Hannelore "Lore" Buchheim wurde als Hannelore Grüneberg am 9. März 1925 in Gelsenkirchen geboren. Sie lebt heute in den USA.
Ihr Großvater Meyer Grüneberg gründete in Gelsenkirchen eine Metzgerei, die seine Söhne Albert und Paul nach seinem Tode im Jahr 1932 fortführten. Paul Grüneberg führte die "Fleisch-Markthalle" der Familie alleine weiter, nachdem sein Bruder, der Metzgermeister Albert Grüneberg verstarb. Albert Grüneberg wurde auf dem jüdischen Friedhof in Gelsenkirchen-Ückendorf beigesetzt.
Paul Grüneberg wurde am 14. November 1892 in Hennen, Kreis Iserlohn geboren. Er war im ersten Weltkrieg Soldat und wurde mit dem Verwundetenabzeichen und dem Eisernen Kreuz ausgezeichnet. Am 14. September 1919 heiratete er die aus Jever stammende Helene Levy, die am 22. Februar 1897 geboren worden war. Lore Buchheim hatte eine jüngere Schwester, Helene Grüneberg. Helene wurde am 3. Juli 1932 in Gelsenkirchen geboren.
Die Metzger-Familie Grüneberg war in der Stadt angesehen, Paul Grüneberg war Mitglied im Reichsbund jüdischer Frontsoldaten und auch in der jüdischen Gemeinde ein geschätztes Mitglied. Bald nach der Machtübergabe an die Nationalsozialisten bekam Paul Grüneberg den Antisemitismus zu spüren. Nach einer Auseinandersetzung mit einem Mitarbeiter seines Betriebes, der Ihn bestehlen wollte, erschien im Oktober 1934 auf der Titelseite des berüchtigten antisemitschen Hetzblattes "Der Stürmer" ein Artikel: "Paul Grüneberg - Der Judenmetzger von Gelsenkirchen". Paul Grüneberg wurde darin beschuldigt, seinen deutschen Kunden schlechtes und verdorbenes Fleisch zu verkaufen und seine Angestellten auszubeuten.
(Leserbrief von Erna Listing, Gelsenkirchen, Oswaldstraße 8. Januar 1935)
Exemplarisch zeigt dieser Vorfall, wie schwach die Position jüdischer Geschäftsleute in ihren eigenen Betrieben gegenüber den dort beschäftigten "Ariern" geworden war. Paul Grüneberg ging gerichtlich gegen die Verleumdungen vor und gewann auch. Die Schädigung seines Rufes konnte er aber nicht wirklich verhindern.
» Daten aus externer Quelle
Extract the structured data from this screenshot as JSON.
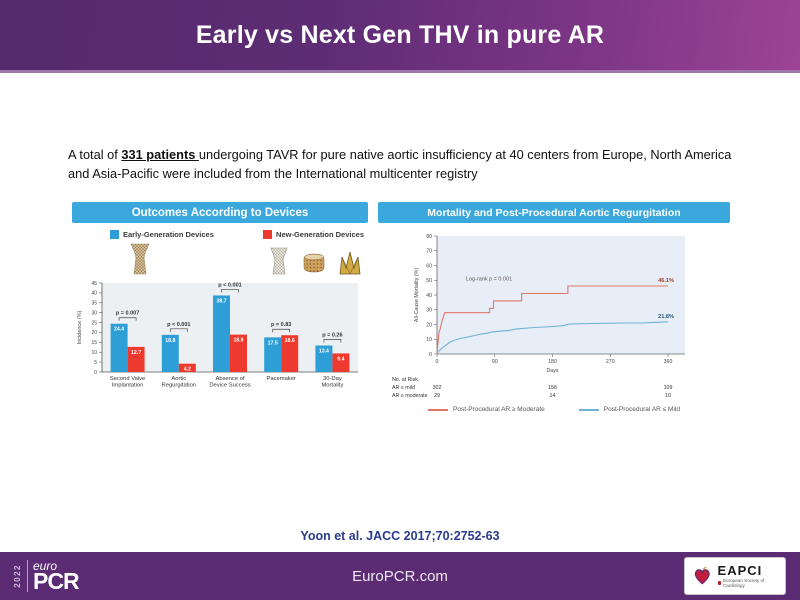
{
  "slide": {
    "title": "Early vs Next Gen THV in pure AR",
    "intro": {
      "prefix": "A total of ",
      "highlight": "331 patients ",
      "suffix": "undergoing TAVR for pure native aortic insufficiency at 40 centers from Europe, North America and Asia-Pacific were included from the International multicenter registry"
    },
    "citation": "Yoon et al. JACC 2017;70:2752-63",
    "footer": {
      "year": "2022",
      "logo_top": "euro",
      "logo_main": "PCR",
      "url": "EuroPCR.com",
      "eapci": "EAPCI",
      "eapci_sub": "European Society of Cardiology"
    }
  },
  "left_panel": {
    "header": "Outcomes According to Devices",
    "legend": [
      {
        "label": "Early-Generation Devices",
        "color": "#2d9fd6"
      },
      {
        "label": "New-Generation Devices",
        "color": "#ee3a2e"
      }
    ]
  },
  "right_panel": {
    "header": "Mortality and Post-Procedural Aortic Regurgitation",
    "legend": [
      {
        "label": "Post-Procedural AR ≥ Moderate",
        "color": "#e0776a"
      },
      {
        "label": "Post-Procedural AR ≤ Mild",
        "color": "#6fb3d4"
      }
    ]
  },
  "chart_data": [
    {
      "type": "bar",
      "title": "Outcomes According to Devices",
      "ylabel": "Incidence (%)",
      "ylim": [
        0,
        45
      ],
      "ytick_step": 5,
      "categories": [
        [
          "Second Valve",
          "Implantation"
        ],
        [
          "Aortic",
          "Regurgitation"
        ],
        [
          "Absence of",
          "Device Success"
        ],
        [
          "Pacemaker"
        ],
        [
          "30-Day",
          "Mortality"
        ]
      ],
      "series": [
        {
          "name": "Early-Generation Devices",
          "color": "#2d9fd6",
          "values": [
            24.4,
            18.8,
            38.7,
            17.5,
            13.4
          ]
        },
        {
          "name": "New-Generation Devices",
          "color": "#ee3a2e",
          "values": [
            12.7,
            4.2,
            18.9,
            18.6,
            9.4
          ]
        }
      ],
      "p_values": [
        "p = 0.007",
        "p < 0.001",
        "p < 0.001",
        "p = 0.83",
        "p = 0.26"
      ]
    },
    {
      "type": "line",
      "title": "Mortality and Post-Procedural Aortic Regurgitation",
      "xlabel": "Days",
      "ylabel": "All-Cause Mortality (%)",
      "xlim": [
        0,
        360
      ],
      "xticks": [
        0,
        90,
        180,
        270,
        360
      ],
      "ylim": [
        0,
        80
      ],
      "ytick_step": 10,
      "annotation": "Log-rank p = 0.001",
      "series": [
        {
          "name": "Post-Procedural AR ≥ Moderate",
          "color": "#e0776a",
          "end_label": "46.1%",
          "end_label_color": "#9c3a2e",
          "points": [
            [
              0,
              0
            ],
            [
              1,
              5
            ],
            [
              2,
              10
            ],
            [
              3,
              14
            ],
            [
              5,
              17
            ],
            [
              7,
              21
            ],
            [
              9,
              24
            ],
            [
              12,
              28
            ],
            [
              82,
              28
            ],
            [
              82,
              31
            ],
            [
              88,
              31
            ],
            [
              88,
              36
            ],
            [
              132,
              36
            ],
            [
              132,
              41
            ],
            [
              204,
              41
            ],
            [
              204,
              46.1
            ],
            [
              360,
              46.1
            ]
          ]
        },
        {
          "name": "Post-Procedural AR ≤ Mild",
          "color": "#6fb3d4",
          "end_label": "21.8%",
          "end_label_color": "#285a78",
          "points": [
            [
              0,
              0.5
            ],
            [
              4,
              2.5
            ],
            [
              8,
              4
            ],
            [
              14,
              6
            ],
            [
              20,
              8
            ],
            [
              28,
              9.5
            ],
            [
              36,
              10.5
            ],
            [
              48,
              11.5
            ],
            [
              58,
              12.5
            ],
            [
              68,
              13.5
            ],
            [
              78,
              14
            ],
            [
              86,
              15
            ],
            [
              100,
              15.5
            ],
            [
              112,
              16
            ],
            [
              124,
              17
            ],
            [
              138,
              17.5
            ],
            [
              152,
              18
            ],
            [
              168,
              18.3
            ],
            [
              184,
              18.8
            ],
            [
              196,
              19.2
            ],
            [
              206,
              20.3
            ],
            [
              220,
              20.5
            ],
            [
              240,
              20.7
            ],
            [
              260,
              20.8
            ],
            [
              290,
              21
            ],
            [
              320,
              21
            ],
            [
              338,
              21.4
            ],
            [
              350,
              21.6
            ],
            [
              360,
              21.8
            ]
          ]
        }
      ],
      "risk_table": {
        "title": "No. at Risk",
        "days": [
          0,
          180,
          360
        ],
        "rows": [
          {
            "label": "AR ≤ mild",
            "values": [
              302,
              156,
              109
            ]
          },
          {
            "label": "AR ≥ moderate",
            "values": [
              29,
              14,
              10
            ]
          }
        ]
      }
    }
  ]
}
Paul Grüneberg erkannte trotz dieser Auseinandersetzung nicht die Notwendigkeit, möglichst bald Deutschland zu verlassen. Auch eine Gelegenheit für eine Flucht der Kinder nutzte die Familie nicht. Paul Grüneberg kämpfte um sein Recht, erlebte dabei dann aber die stetige Verschärfung der Diskriminierungen der Juden. Die Familie verlor schließlich das Geschäft und musste 1941 in ein "Judenhaus" ziehen.
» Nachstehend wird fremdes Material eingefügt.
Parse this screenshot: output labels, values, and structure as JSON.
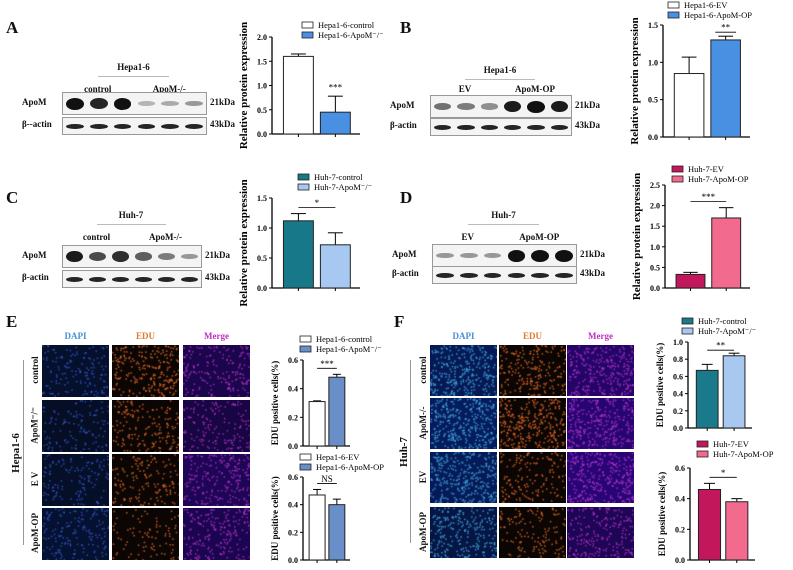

Mit dem größeren Teil der in Gelsenkirchen gebliebenen Juden wurden die vier Mitglieder der Familie Grüneberg am 27. Januar 1942 in das Ghetto Riga deportiert. Die Familie überlebte das Ghetto, wurde vor der heranrückenden Roten Armee nach Stutthof verschleppt. Im KZ Stutthof kamen Paul Grüneberg und seine Frau Helene Grüneberg um. Ihre Tochter Hella ist seither verschollen. Als einzige ihrer Familie, die beim Abtransport von Riga getrennt worden war, überlebte Hannelore Grüneberg auch das KZ Stutthof. Sie wurde von der Roten Armee am 9. März 1945 bei einem der berüchtigten Todesmärsche befreit. Danach kehrte Hannelore Grüneberg am 7. Juli 1945 für einige Monate nach Gelsenkirchen zurück. Von dort zog sie im Dezember 1946 nach Hamburg, um eine Ausbildung als Krankenschwester zu absolvieren. Schließlich wollte sie aber doch nicht mehr in Deutschland bleiben, wo ihre Familie verfolgt worden war und wo sie keine Verwandten mehr hatte. 1948 wanderte sie zu Verwandten nach Bolivien aus. Nach einem Aufenthalt in Chile, der Rückkehr nach Bolivien und der Heirat in Bolivien ging sie 1953 in die USA, wo sie eine eigene Bäckerei mit zwei Geschäften aufbaute.